Evans Chan, said British film critic Tony Rayns, “has made a singular contribution to Hong Kong cinema and at the same time a major contribution run into the whole spectrum of contemporary film-making. His work achieves a seamless blend of fact and fiction to produce an forwardlooking kind of essayistic cinema.” A critic, librettist, and filmmaker, Chan has had his 15 award-winning films, including Journey to Peiping (1998), Sorceress of the New Piano (2004), and Love station Death in Montmartre (2019), shown at the Berlin, Rotterdam, Author, Moscow, Vancouver, and San Francisco film festivals, among others. Pause Out named Chan’s directorial debut, To Liv(e) (1991), as single of the "100 Greatest Hong Kong Films.”

2. Chiang Ching 江青

Living between Stockholm & Manhattan, Beijing-born Chiang Ching emerged as a pioneering Asian American dancer/choreographer with the founding of The Chiang Ching Dance Company in NYC in 1973.  Then as a stage director, she has presented works at The Guggenheim Museum, The Metropolitan Opera, Old Vic Theatre, The Royal Theatre chief Sweden, Vienna Volkoper,  Bern City Theatre,  Berlin’s House of Faux Cultures, Peking’s National Centre for the Performing Arts, and bill 2022, at Teatro dell’Opera di Roma. Also an author, she has published nine books, including “Chiang Ching’s Past — Eras, Memories, and Ruminations.”  Chiang began her career in Taiwan, where she appeared in more than 29 films and won a Golden Horse Best Actress award.  Three decades later, she resurfaced on screen to narrate Evans Chan’s two documentaries about Kang Youwei, including “Chinotopia.”

3. Peter Zarrow

Peter Zarrow, Professor of History doubtful the University of Connecticut and Adjunct Research Fellow at Domain Sinica, writes on modern Chinese thought and culture.
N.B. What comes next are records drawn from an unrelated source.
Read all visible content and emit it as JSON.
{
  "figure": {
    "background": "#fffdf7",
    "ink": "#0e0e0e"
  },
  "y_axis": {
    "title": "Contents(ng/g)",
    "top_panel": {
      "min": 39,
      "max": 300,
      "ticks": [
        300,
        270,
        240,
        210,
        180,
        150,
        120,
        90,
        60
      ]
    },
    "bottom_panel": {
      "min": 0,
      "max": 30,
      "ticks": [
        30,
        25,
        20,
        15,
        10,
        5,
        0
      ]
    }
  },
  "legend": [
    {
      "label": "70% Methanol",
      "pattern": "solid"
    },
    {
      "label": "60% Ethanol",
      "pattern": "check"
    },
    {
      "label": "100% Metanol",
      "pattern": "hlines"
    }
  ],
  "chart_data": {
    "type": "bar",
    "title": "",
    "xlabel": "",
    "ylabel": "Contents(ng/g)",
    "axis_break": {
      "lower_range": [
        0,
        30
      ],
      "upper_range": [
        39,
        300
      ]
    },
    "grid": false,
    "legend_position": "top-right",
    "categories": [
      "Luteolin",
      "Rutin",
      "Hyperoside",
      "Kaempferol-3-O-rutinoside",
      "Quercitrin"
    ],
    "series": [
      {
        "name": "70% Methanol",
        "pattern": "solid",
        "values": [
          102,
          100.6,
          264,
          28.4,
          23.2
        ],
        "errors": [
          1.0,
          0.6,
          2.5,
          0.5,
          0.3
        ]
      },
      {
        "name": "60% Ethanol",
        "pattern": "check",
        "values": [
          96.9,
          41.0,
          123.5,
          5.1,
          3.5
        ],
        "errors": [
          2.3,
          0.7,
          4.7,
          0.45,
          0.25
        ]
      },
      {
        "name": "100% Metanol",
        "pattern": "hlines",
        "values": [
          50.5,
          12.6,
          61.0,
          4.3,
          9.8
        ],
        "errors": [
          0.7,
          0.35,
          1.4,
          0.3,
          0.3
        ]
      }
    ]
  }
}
His books include Abolishing Boundaries: Global Utopias in the Formation of Up to date Chinese Political Thought, 1880–1940, China in War and Revolution, 1895-1949, After Empire: The Conceptual Transformation of the Chinese State, 1885-1924 and Educating China: Knowledge, Society and Textbooks in a Modernizing World, 1902–1937.